Gray Court-Owings School was founded in 1902 in the Laurens County town of Gray Court, where students originally met in a small frame schoolhouse. By 1914 this brick Classical Revival building had supplanted the first structure and accommodated students in grades one through nine. A tenth grade was added in 1921. 1928 saw the addition of the grand portico, and that same year two one-story flanks were constructed on either side of the main building: one was for use as a high school, the other an auditorium.
The enlarging of the school is significant in that it kept up with the expansion of rural education in the early part of the twentieth century. By 1949 all twelve grades were housed on this campus. Also reflective of the area is the addition of a potato house in 1930, a small one-story building added to the campus for farmers to use in storing their harvests. Classes such as animal husbandry were taught alongside reading and arithmetic, and students often helped local farmers plant crops.

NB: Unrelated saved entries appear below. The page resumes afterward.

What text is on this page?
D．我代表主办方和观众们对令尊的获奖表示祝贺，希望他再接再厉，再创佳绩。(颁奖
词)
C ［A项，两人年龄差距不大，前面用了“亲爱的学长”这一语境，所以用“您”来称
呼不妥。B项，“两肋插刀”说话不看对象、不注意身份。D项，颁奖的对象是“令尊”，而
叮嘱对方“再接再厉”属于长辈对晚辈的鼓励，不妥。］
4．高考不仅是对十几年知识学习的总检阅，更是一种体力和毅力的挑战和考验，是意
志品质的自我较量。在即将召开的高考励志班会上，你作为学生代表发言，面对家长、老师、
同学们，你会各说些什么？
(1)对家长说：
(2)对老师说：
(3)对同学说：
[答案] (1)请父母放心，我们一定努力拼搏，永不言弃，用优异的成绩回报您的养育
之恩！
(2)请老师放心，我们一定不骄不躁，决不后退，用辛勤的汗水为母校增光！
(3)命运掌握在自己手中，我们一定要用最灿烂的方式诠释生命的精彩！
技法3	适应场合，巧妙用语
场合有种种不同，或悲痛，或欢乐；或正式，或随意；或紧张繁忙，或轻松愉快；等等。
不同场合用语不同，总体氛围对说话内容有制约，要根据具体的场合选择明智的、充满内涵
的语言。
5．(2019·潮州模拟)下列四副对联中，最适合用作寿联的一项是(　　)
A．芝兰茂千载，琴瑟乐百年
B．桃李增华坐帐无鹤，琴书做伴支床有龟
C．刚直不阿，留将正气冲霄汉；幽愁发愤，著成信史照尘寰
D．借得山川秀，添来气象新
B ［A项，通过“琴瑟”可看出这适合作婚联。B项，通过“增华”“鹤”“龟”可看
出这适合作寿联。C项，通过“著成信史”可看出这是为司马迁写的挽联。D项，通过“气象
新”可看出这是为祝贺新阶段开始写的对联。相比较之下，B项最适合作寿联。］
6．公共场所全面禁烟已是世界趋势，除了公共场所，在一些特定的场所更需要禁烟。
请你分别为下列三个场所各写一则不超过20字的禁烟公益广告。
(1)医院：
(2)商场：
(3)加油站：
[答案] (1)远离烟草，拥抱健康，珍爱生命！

Today Gray Court-Owings School houses both an elementary and a middle school in its modernized complex, though little has changed regarding the exterior of the first few buildings.

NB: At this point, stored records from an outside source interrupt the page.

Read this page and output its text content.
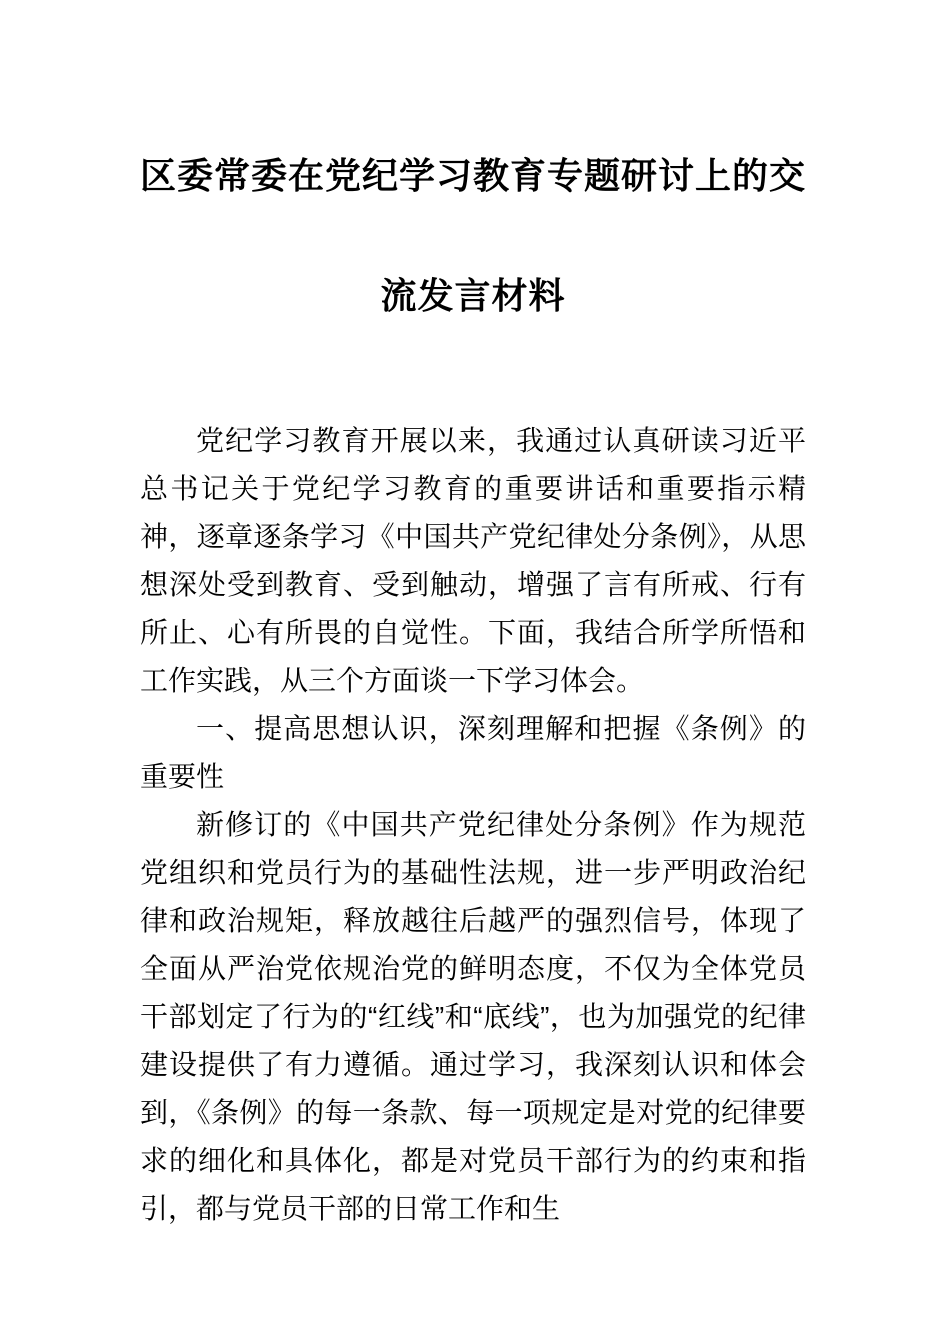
区委常委在党纪学习教育专题研讨上的交
流发言材料

党纪学习教育开展以来，我通过认真研读习近平总书记关于党纪学习教育的重要讲话和重要指示精神，逐章逐条学习《中国共产党纪律处分条例》，从思想深处受到教育、受到触动，增强了言有所戒、行有所止、心有所畏的自觉性。下面，我结合所学所悟和工作实践，从三个方面谈一下学习体会。

一、提高思想认识，深刻理解和把握《条例》的重要性

新修订的《中国共产党纪律处分条例》作为规范党组织和党员行为的基础性法规，进一步严明政治纪律和政治规矩，释放越往后越严的强烈信号，体现了全面从严治党依规治党的鲜明态度，不仅为全体党员干部划定了行为的“红线”和“底线”，也为加强党的纪律建设提供了有力遵循。通过学习，我深刻认识和体会到，《条例》的每一条款、每一项规定是对党的纪律要求的细化和具体化，都是对党员干部行为的约束和指引，都与党员干部的日常工作和生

Gray Court-Owings School is listed in the National Register, which says the following:
The Gray Court-Owings School is significant as an excellent and largely intact example of Colonial Revival style school architecture in the upstate and for its association with the growth and development in education in northern Laurens County in the first half of the twentieth century. The Gray Court-Owings School is a two-story central brick building constructed in 1914 with a flanking one-story brick-veneered high school building to the north and a one-story brick-veneered auditorium to the south, both built in 1928. When the flanking buildings, designed in the Colonial Revival style with Tuscan order porticos, were added in 1928, a two-story portico of the Tuscan order was added to the entrance of the 1914 building.
Originally designed in the Renaissance Revival style with baroque massing, the building assumed a Classical or Colonial Revival appearance with the addition of the 1928 portico. The main building is accessed by a monumental stair with flanking wide cast stone-capping cheek walls. Each building has a hipped metal roof. In the 1930s a one-story frame potato house was built to help local farmers preserve their crops. This outbuilding contributes to the historic and architectural character of the property.
I will be the new principal of this wonderful school and I am interested in knowing the history of the school and it’s former principals
My father was principal of this school from 1968-1974. At the end of segregation in South Carolina he was responsible for integrating this school with Pleasant View School on the other side of town in 1970. Our family receive threats from both sides, but we made it through that tumultuous time. He was the last principal of the school as a high school.
I attended here from grades 2 through 8. I loved rambling through the old building and discovering its nooks and crannies when my father would come up for work after hours. My first teaching job was at the old school, and I had more knowledge of the hidden workings of the place than many of my colleagues – certainly more than the students. I taught music and computers there for seven years.
I applaud the way that they have been able to modernize and add onto the school while preserving the historic facade, auditorium, and other buildings. This school will always have a special place in my heart.
Wow, Tom, what great personal experience to share with us! We really appreciate your comments and telling more of the Gray Court-Owings story. Thank you!